La estructura antitética del poema (entre las estrofas impares y las impares en cursiva, entre un “nosotros” y un “ellos”, respectivamente) supone también una oposición entre dos concepciones de Iglesia: una tradicional y paseísta y otra renovada: se trata de esbozar la nueva liturgia de la eucaristía, para que prive la reunión comunitaria, de participación, de comunión en la idea de “abrazar” y en la que no hay jerarquías dentro de este sacerdocio universal y compartido. Debravo expone el nuevo credo en un poema exultante de júbilo y festivo desde la primera unidad que hemos analizado ya. Por eso, en tanto arropado por este nuevo espíritu, denuncia de esta manera a aquellos que rechacen esta convocatoria a la “misa del amor”: “(Los que no vengan, / los enemigos, / rodarán solos / a malos ríos)” (Debravo, 1979, vv. 9-12, p. 17).

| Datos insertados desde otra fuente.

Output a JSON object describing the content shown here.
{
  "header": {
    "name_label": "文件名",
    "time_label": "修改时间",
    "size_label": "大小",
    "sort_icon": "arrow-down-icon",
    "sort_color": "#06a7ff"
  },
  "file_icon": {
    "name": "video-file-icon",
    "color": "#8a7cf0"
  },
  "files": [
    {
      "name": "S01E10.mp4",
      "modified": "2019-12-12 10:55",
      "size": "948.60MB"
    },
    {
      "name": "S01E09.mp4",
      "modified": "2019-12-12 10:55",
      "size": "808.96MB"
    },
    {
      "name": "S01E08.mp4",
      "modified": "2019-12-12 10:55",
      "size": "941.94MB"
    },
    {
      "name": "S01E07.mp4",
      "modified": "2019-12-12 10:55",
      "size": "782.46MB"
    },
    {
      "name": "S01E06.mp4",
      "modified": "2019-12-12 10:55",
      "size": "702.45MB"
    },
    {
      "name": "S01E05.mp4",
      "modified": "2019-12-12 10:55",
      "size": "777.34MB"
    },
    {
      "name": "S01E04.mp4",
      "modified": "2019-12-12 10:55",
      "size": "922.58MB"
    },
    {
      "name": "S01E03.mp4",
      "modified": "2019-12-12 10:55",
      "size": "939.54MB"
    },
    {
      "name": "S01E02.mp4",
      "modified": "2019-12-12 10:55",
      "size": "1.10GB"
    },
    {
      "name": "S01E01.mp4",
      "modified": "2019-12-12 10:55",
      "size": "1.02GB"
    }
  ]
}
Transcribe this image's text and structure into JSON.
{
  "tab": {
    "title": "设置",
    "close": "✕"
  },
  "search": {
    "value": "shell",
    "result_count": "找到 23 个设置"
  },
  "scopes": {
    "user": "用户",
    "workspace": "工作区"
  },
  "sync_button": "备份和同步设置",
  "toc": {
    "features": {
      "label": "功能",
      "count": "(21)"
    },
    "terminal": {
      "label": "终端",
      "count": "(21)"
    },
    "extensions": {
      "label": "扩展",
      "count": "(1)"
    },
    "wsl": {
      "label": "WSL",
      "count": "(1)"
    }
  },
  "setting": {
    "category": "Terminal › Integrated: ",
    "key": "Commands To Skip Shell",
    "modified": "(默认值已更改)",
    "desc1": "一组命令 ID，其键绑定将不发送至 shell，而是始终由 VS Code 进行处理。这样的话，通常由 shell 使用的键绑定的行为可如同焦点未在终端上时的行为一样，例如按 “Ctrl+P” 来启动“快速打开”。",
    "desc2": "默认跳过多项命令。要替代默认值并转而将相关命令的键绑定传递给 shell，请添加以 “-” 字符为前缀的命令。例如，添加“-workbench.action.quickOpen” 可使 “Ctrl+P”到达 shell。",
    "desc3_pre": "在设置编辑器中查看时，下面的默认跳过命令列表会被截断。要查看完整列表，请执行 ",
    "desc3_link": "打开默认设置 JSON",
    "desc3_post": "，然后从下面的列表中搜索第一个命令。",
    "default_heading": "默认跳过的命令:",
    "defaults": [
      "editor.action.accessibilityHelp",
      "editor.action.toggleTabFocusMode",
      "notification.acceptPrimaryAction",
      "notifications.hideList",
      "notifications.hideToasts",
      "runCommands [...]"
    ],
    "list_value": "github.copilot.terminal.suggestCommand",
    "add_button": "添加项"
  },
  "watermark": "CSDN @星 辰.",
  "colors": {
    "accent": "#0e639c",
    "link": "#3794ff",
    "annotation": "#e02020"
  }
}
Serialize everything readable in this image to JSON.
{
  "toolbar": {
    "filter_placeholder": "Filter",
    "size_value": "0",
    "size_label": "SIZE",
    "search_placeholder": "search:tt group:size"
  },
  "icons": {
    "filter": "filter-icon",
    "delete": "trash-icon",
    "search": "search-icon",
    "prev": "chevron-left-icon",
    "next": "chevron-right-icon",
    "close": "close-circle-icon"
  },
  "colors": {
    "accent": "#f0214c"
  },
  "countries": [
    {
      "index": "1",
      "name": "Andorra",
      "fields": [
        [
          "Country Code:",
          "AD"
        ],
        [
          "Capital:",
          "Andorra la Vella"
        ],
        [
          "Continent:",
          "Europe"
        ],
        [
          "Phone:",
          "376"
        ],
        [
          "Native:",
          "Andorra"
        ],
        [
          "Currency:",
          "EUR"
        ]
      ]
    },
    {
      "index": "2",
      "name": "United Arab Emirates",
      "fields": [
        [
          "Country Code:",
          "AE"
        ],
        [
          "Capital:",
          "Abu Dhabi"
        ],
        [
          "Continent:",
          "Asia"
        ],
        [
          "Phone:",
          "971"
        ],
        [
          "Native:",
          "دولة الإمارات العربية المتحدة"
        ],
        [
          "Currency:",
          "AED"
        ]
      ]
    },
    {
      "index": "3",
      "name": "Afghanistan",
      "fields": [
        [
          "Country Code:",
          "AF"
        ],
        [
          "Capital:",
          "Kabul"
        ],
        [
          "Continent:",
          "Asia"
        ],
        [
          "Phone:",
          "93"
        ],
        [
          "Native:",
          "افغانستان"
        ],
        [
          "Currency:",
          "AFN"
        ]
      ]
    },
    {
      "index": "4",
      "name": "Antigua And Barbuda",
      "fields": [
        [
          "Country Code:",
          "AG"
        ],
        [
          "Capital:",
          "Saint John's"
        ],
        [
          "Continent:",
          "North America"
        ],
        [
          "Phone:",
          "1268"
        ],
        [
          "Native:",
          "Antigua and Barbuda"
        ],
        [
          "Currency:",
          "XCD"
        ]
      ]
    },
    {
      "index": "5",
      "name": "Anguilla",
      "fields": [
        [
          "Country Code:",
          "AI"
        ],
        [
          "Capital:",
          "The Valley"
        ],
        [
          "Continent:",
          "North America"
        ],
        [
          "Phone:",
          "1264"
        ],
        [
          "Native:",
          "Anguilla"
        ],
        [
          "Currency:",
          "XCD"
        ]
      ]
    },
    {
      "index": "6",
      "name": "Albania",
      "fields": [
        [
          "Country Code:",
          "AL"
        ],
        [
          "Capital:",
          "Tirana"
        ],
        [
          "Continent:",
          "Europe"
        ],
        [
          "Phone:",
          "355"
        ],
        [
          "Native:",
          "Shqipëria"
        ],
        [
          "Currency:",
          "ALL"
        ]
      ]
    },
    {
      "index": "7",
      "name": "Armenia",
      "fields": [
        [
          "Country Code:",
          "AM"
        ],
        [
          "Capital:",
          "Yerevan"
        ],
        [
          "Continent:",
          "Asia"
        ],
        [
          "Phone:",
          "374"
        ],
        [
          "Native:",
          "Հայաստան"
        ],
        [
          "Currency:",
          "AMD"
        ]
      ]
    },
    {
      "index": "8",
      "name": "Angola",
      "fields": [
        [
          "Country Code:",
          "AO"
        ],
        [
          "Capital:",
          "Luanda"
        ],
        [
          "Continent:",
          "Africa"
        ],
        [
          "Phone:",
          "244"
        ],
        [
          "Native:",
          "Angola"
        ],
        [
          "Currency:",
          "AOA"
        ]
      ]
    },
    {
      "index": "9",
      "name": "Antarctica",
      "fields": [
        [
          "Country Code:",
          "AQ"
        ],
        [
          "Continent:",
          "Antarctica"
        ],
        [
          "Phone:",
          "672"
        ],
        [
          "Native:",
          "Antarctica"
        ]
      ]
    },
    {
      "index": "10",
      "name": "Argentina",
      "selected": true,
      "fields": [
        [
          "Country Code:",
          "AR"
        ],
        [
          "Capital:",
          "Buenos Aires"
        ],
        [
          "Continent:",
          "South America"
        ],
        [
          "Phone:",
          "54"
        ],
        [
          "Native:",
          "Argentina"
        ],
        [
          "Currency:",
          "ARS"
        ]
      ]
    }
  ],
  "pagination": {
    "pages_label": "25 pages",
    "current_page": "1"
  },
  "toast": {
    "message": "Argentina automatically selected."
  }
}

La condena es sin tapujos y revela el sentido directo de quien se abroga la función profética de la Buena Nueva; solo así podemos comprender el tono enfático y oracular de esta poesía que se sustenta en la receptividad del mensaje y, de este modo, interpreta la realidad a través de la dicotomía exclusión / inclusión y adjudicándose un registro pasional, en el sentido que demanda el cambio de actitud y la actuación según este sentimiento, para marcar diferencias en la configuración de la identidad colectiva:

Al añadir al reconocimiento de las diferencias la enunciación, al menos implícita, de juicios que conciernen al destino de los sujetos categorizados, superponen una verdadera dramatización de la desemejanza a lo que podría interpretarse, a primera vista, como una pura lógica de la distinción. (Landowski, 1993, pp. 106-107, [las cursivas son del texto]).

No nos extrañe, en este sentido, que domine una manipulación textual de los que no piensan como usted con el término de “enemigos”, a los que separa y distingue en oposición radical desde el sistema comunicativo del poema: Ellos, “los enemigos”, no son unas personas impersonales, son aquellos a los que pone cara e identifica el yo poético como seguidores de una religiosidad pasiva y trasnochada. Este “nosotros” inclusivo, en el que se escuda el “yo”, representa también una colectividad en la medida en que forma parte de un todo y habla en nombre de ese grupo al cual pertenece, de donde encuentra su legitimidad y la fuerza de su discurso gracias a la “persona amplificada” (Prada, 1990, p. 37).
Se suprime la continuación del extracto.